Sellerio esiste anche per lui (che gli portò Andrea Camilleri peraltro)
E prima ancora contribuì alla nascita della casa editrice di Palermo. Era infatti amico di Elvira Giorgianni e di suo marito Enzo Sellerio, che decisero di diventare editori parlando proprio con Sciascia e con l’antropologo Antonino Buttitta. Anche se senza un incarico ufficiale, Sciascia diresse per anni le collane “La civiltà perfezionata” e “La memoria” e fu un suo libro a far diventare Sellerio una casa editrice nota in tutta Italia: L’affaire Moro, pubblicato nel 1978, un libricino riguardo all’omicidio di Aldo Moro che è sia un pamphlet critico, che uno studio delle lettere che Moro scrisse durante la sua prigionia. Sciascia fu anche la persona che presentò a Elvira Sellerio Andrea Camilleri, poi diventato il più importante autore della casa editrice.
La polemica sull’antimafia
Alla fine degli anni Ottanta Sciascia scriveva per il Corriere della Sera e il 10 gennaio 1987 uscì un suo articolo critico nei confronti dei magistrati che si occupavano di mafia.

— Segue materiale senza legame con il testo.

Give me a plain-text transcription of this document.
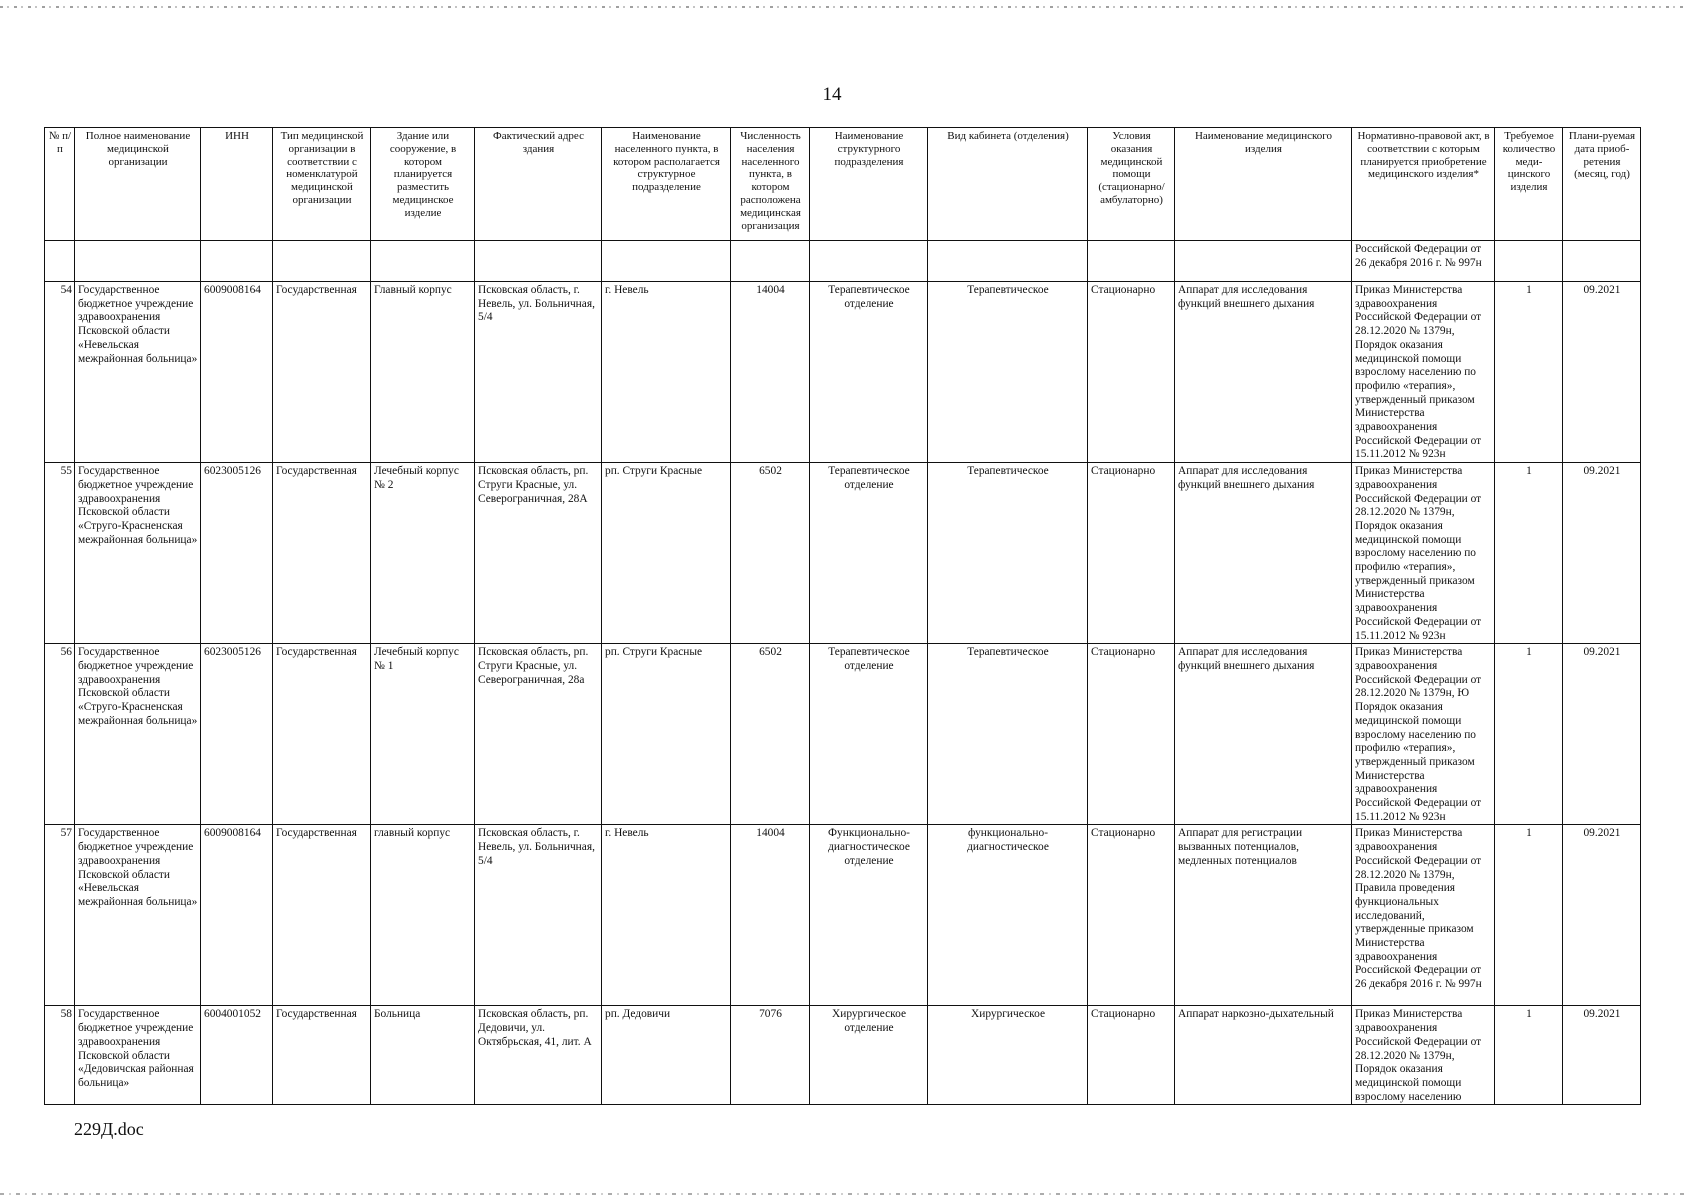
14
№ п/п	Полное наименование медицинской организации	ИНН	Тип медицинской организации в соответствии с номенклатурой медицинской организации	Здание или сооружение, в котором планируется разместить медицинское изделие	Фактический адрес здания	Наименование населенного пункта, в котором располагается структурное подразделение	Численность населения населенного пункта, в котором расположена медицинская организация	Наименование структурного подразделения	Вид кабинета (отделения)	Условия оказания медицинской помощи (стационарно/ амбулаторно)	Наименование медицинского изделия	Нормативно-правовой акт, в соответствии с которым планируется приобретение медицинского изделия*	Требуемое количество меди-цинского изделия	Плани-руемая дата приоб-ретения (месяц, год)
												Российской Федерации от 26 декабря 2016 г. № 997н		
54	Государственное бюджетное учреждение здравоохранения Псковской области «Невельская межрайонная больница»	6009008164	Государственная	Главный корпус	Псковская область, г. Невель, ул. Больничная, 5/4	г. Невель	14004	Терапевтическое отделение	Терапевтическое	Стационарно	Аппарат для исследования функций внешнего дыхания	Приказ Министерства здравоохранения Российской Федерации от 28.12.2020 № 1379н, Порядок оказания медицинской помощи взрослому населению по профилю «терапия», утвержденный приказом Министерства здравоохранения Российской Федерации от 15.11.2012 № 923н	1	09.2021
55	Государственное бюджетное учреждение здравоохранения Псковской области «Струго-Красненская межрайонная больница»	6023005126	Государственная	Лечебный корпус № 2	Псковская область, рп. Струги Красные, ул. Северограничная, 28А	рп. Струги Красные	6502	Терапевтическое отделение	Терапевтическое	Стационарно	Аппарат для исследования функций внешнего дыхания	Приказ Министерства здравоохранения Российской Федерации от 28.12.2020 № 1379н, Порядок оказания медицинской помощи взрослому населению по профилю «терапия», утвержденный приказом Министерства здравоохранения Российской Федерации от 15.11.2012 № 923н	1	09.2021
56	Государственное бюджетное учреждение здравоохранения Псковской области «Струго-Красненская межрайонная больница»	6023005126	Государственная	Лечебный корпус № 1	Псковская область, рп. Струги Красные, ул. Северограничная, 28а	рп. Струги Красные	6502	Терапевтическое отделение	Терапевтическое	Стационарно	Аппарат для исследования функций внешнего дыхания	Приказ Министерства здравоохранения Российской Федерации от 28.12.2020 № 1379н, Ю Порядок оказания медицинской помощи взрослому населению по профилю «терапия», утвержденный приказом Министерства здравоохранения Российской Федерации от 15.11.2012 № 923н	1	09.2021
57	Государственное бюджетное учреждение здравоохранения Псковской области «Невельская межрайонная больница»	6009008164	Государственная	главный корпус	Псковская область, г. Невель, ул. Больничная, 5/4	г. Невель	14004	Функционально-диагностическое отделение	функционально-диагностическое	Стационарно	Аппарат для регистрации вызванных потенциалов, медленных потенциалов	Приказ Министерства здравоохранения Российской Федерации от 28.12.2020 № 1379н, Правила проведения функциональных исследований, утвержденные приказом Министерства здравоохранения Российской Федерации от 26 декабря 2016 г. № 997н	1	09.2021
58	Государственное бюджетное учреждение здравоохранения Псковской области «Дедовичская районная больница»	6004001052	Государственная	Больница	Псковская область, рп. Дедовичи, ул. Октябрьская, 41, лит. А	рп. Дедовичи	7076	Хирургическое отделение	Хирургическое	Стационарно	Аппарат наркозно-дыхательный	Приказ Министерства здравоохранения Российской Федерации от 28.12.2020 № 1379н, Порядок оказания медицинской помощи взрослому населению	1	09.2021
229Д.doc
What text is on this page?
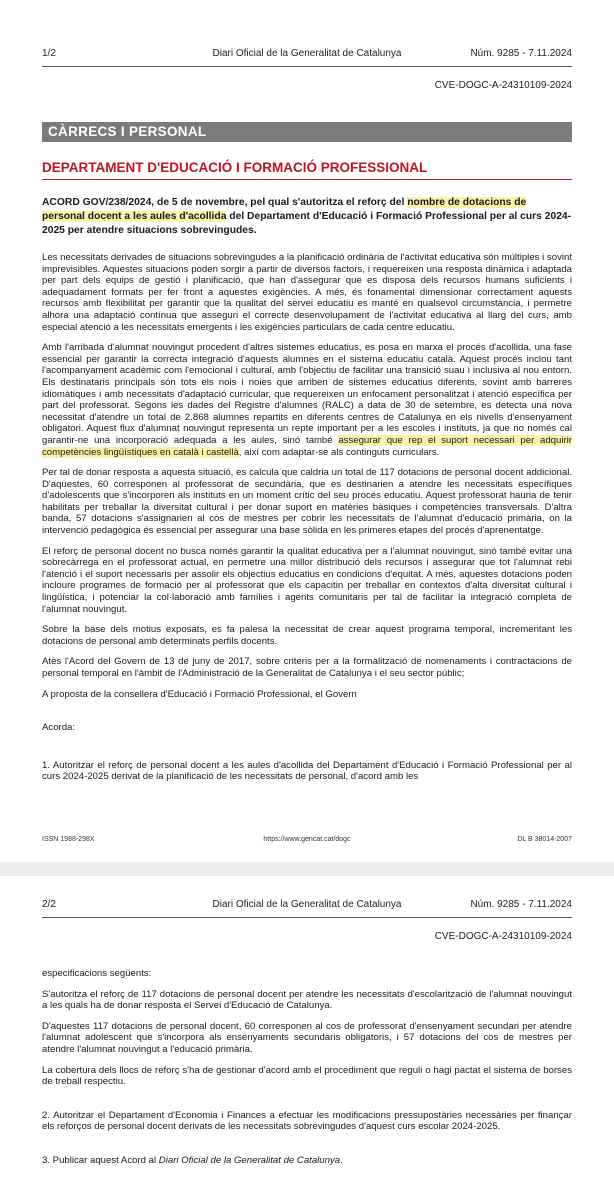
1/2	Diari Oficial de la Generalitat de Catalunya	Núm. 9285 - 7.11.2024
CVE-DOGC-A-24310109-2024
CÀRRECS I PERSONAL
DEPARTAMENT D'EDUCACIÓ I FORMACIÓ PROFESSIONAL
ACORD GOV/238/2024, de 5 de novembre, pel qual s'autoritza el reforç del nombre de dotacions de personal docent a les aules d'acollida del Departament d'Educació i Formació Professional per al curs 2024-2025 per atendre situacions sobrevingudes.

Les necessitats derivades de situacions sobrevingudes a la planificació ordinària de l'activitat educativa són múltiples i sovint imprevisibles. Aquestes situacions poden sorgir a partir de diversos factors, i requereixen una resposta dinàmica i adaptada per part dels equips de gestió i planificació, que han d'assegurar que es disposa dels recursos humans suficients i adequadament formats per fer front a aquestes exigències. A més, és fonamental dimensionar correctament aquests recursos amb flexibilitat per garantir que la qualitat del servei educatiu es manté en qualsevol circumstància, i permetre alhora una adaptació contínua que asseguri el correcte desenvolupament de l'activitat educativa al llarg del curs, amb especial atenció a les necessitats emergents i les exigències particulars de cada centre educatiu.

Amb l'arribada d'alumnat nouvingut procedent d'altres sistemes educatius, es posa en marxa el procés d'acollida, una fase essencial per garantir la correcta integració d'aquests alumnes en el sistema educatiu català. Aquest procés inclou tant l'acompanyament acadèmic com l'emocional i cultural, amb l'objectiu de facilitar una transició suau i inclusiva al nou entorn. Els destinataris principals són tots els nois i noies que arriben de sistemes educatius diferents, sovint amb barreres idiomàtiques i amb necessitats d'adaptació curricular, que requereixen un enfocament personalitzat i atenció específica per part del professorat. Segons les dades del Registre d'alumnes (RALC) a data de 30 de setembre, es detecta una nova necessitat d'atendre un total de 2.868 alumnes repartits en diferents centres de Catalunya en els nivells d'ensenyament obligatori. Aquest flux d'alumnat nouvingut representa un repte important per a les escoles i instituts, ja que no només cal garantir-ne una incorporació adequada a les aules, sinó també assegurar que rep el suport necessari per adquirir competències lingüístiques en català i castellà, així com adaptar-se als continguts curriculars.

Per tal de donar resposta a aquesta situació, es calcula que caldria un total de 117 dotacions de personal docent addicional. D'aquestes, 60 corresponen al professorat de secundària, que es destinarien a atendre les necessitats específiques d'adolescents que s'incorporen als instituts en un moment crític del seu procés educatiu. Aquest professorat hauria de tenir habilitats per treballar la diversitat cultural i per donar suport en matèries bàsiques i competències transversals. D'altra banda, 57 dotacions s'assignarien al cos de mestres per cobrir les necessitats de l'alumnat d'educació primària, on la intervenció pedagògica és essencial per assegurar una base sòlida en les primeres etapes del procés d'aprenentatge.

El reforç de personal docent no busca només garantir la qualitat educativa per a l'alumnat nouvingut, sinó també evitar una sobrecàrrega en el professorat actual, en permetre una millor distribució dels recursos i assegurar que tot l'alumnat rebi l'atenció i el suport necessaris per assolir els objectius educatius en condicions d'equitat. A més, aquestes dotacions poden incloure programes de formació per al professorat que els capacitin per treballar en contextos d'alta diversitat cultural i lingüística, i potenciar la col·laboració amb famílies i agents comunitaris per tal de facilitar la integració completa de l'alumnat nouvingut.

Sobre la base dels motius exposats, es fa palesa la necessitat de crear aquest programa temporal, incrementant les dotacions de personal amb determinats perfils docents.

Atès l'Acord del Govern de 13 de juny de 2017, sobre criteris per a la formalització de nomenaments i contractacions de personal temporal en l'àmbit de l'Administració de la Generalitat de Catalunya i el seu sector públic;

A proposta de la consellera d'Educació i Formació Professional, el Govern

Acorda:

1. Autoritzar el reforç de personal docent a les aules d'acollida del Departament d'Educació i Formació Professional per al curs 2024-2025 derivat de la planificació de les necessitats de personal, d'acord amb les

ISSN 1988-298X	https://www.gencat.cat/dogc	DL B 38014-2007
2/2	Diari Oficial de la Generalitat de Catalunya	Núm. 9285 - 7.11.2024
CVE-DOGC-A-24310109-2024

especificacions següents:

S'autoritza el reforç de 117 dotacions de personal docent per atendre les necessitats d'escolarització de l'alumnat nouvingut a les quals ha de donar resposta el Servei d'Educació de Catalunya.

D'aquestes 117 dotacions de personal docent, 60 corresponen al cos de professorat d'ensenyament secundari per atendre l'alumnat adolescent que s'incorpora als ensenyaments secundaris obligatoris, i 57 dotacions del cos de mestres per atendre l'alumnat nouvingut a l'educació primària.

La cobertura dels llocs de reforç s'ha de gestionar d'acord amb el procediment que reguli o hagi pactat el sistema de borses de treball respectiu.

2. Autoritzar el Departament d'Economia i Finances a efectuar les modificacions pressupostàries necessàries per finançar els reforços de personal docent derivats de les necessitats sobrevingudes d'aquest curs escolar 2024-2025.

3. Publicar aquest Acord al Diari Oficial de la Generalitat de Catalunya.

Nell’articolo Sciascia accusava alcuni giudici palermitani di aver approfittato dei processi contro i mafiosi per fare carriera. In particolare citava Paolo Borsellino – che sarebbe stato ucciso dalla mafia nel 1992 – che aveva ottenuto un incarico da procuratore non per la sua anzianità professionale ma per le competenze che aveva acquisito indagando sulle attività mafiose.
Dell’articolo, per cui Sciascia fu criticato duramente con l’accusa di essere contro la lotta alla mafia, rimase celebre in particolare il titolo, che non fu scritto né approvato da Sciascia: «I professionisti dell’antimafia». Sciascia non era ovviamente critico nei confronti delle indagini sulla mafia, ma non condivideva alcuni dei metodi usati dalla magistratura, che gli sembravano in contrasto con i principi del garantismo. Era anche critico nei confronti del “pentitismo”, cioè della pratica di promettere sconti di pena a mafiosi e terroristi in cambio di informazioni che potevano anche essere false.
«Ce ne ricorderemo, di questo pianeta»
È l’epigrafe sulla tomba di Sciascia ed è una citazione dello scrittore francese Auguste de Villiers de L’Isle-Adam. La ragione per cui Sciascia scelse questa frase per essere incisa sulla sua tomba è spiegata in alcuni appunti manoscritti conservati dalla sua famiglia: «Così partecipo alla scommessa di Pascal [quella per giustificare il credere in Dio, ndr] e avverto che una certa attenzione questa terra, questa vita, la meritano».